Unable to start. I suspect that if it got past the surge it would be fine. The issue might be, as others have noted, the voltage drop from the batteries. But I'd say three 24V 100AH Amperetime batteries, properly wired with 2/0 cables, is a reasonable, somewhat typical installation for a small, off grid building with loads typically between 100-150 watts and just occasional need for a "big load", like this small log splitter. So, whether it's the inverter or, perhaps even more likely, the batteries behind it, this was "no joy" situation that having a low-frequency inverter didn't resolve. Still to be seen... What happens on shore power, with the same inverter.

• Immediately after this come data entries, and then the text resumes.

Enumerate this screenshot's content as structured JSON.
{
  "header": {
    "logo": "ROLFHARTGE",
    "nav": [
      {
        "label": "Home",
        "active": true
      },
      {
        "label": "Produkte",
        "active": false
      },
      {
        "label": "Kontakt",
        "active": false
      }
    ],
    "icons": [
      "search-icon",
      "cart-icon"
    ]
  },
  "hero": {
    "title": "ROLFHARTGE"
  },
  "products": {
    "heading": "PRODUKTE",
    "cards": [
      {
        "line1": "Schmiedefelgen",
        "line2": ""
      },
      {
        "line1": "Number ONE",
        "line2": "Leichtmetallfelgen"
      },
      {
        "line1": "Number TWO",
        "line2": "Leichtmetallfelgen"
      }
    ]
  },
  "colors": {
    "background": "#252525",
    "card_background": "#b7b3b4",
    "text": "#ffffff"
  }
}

Yeah, it should start it. It's going to be hard to measure a voltage droop from the batteries that is that short in duration.

I would make sure all the batteries are on and outputting.

Also, load test the MP with a couple space heaters and check all your connections etc.

It should be able to hold about 2400 watts constant.
 
Hi all. Well, the little log splitter is back in the garage and given that it is snowing now and a workday, we'll need to wait on further scientific experiments (i.e., I'll check the voltage drop as that sounds plausible, and I suspect that's the culprit). I can confirm that I saw a single spike to 3293 watts using the 1 sec reading of an Emporia Vue, after plugging it into AC and writing my original post. Everything else (adding filters and tearing things down to check them) is probably not going to happen given that I can just plug the splitter into AC, and all works fine for my normal use of the inverter. I was just disappointed, and surprised, as I thought the low frequency transformer wouldn't blink. At least with 300 AH of 24V batteries, I was wrong.

Will be interesting to see what happens on shore power, and now I want to try the splitter plugged into a little 4500 watt generator to see what happens, but it's out in a storage shed, so science must wait for now. I'm also curious about the Mig welder, but that means rewiring the pig tail and getting it out to the shed, with those little wheels the stand has. Maybe not, unless boredom kicks in one Saturday, which seems unlikely given all there is to do here.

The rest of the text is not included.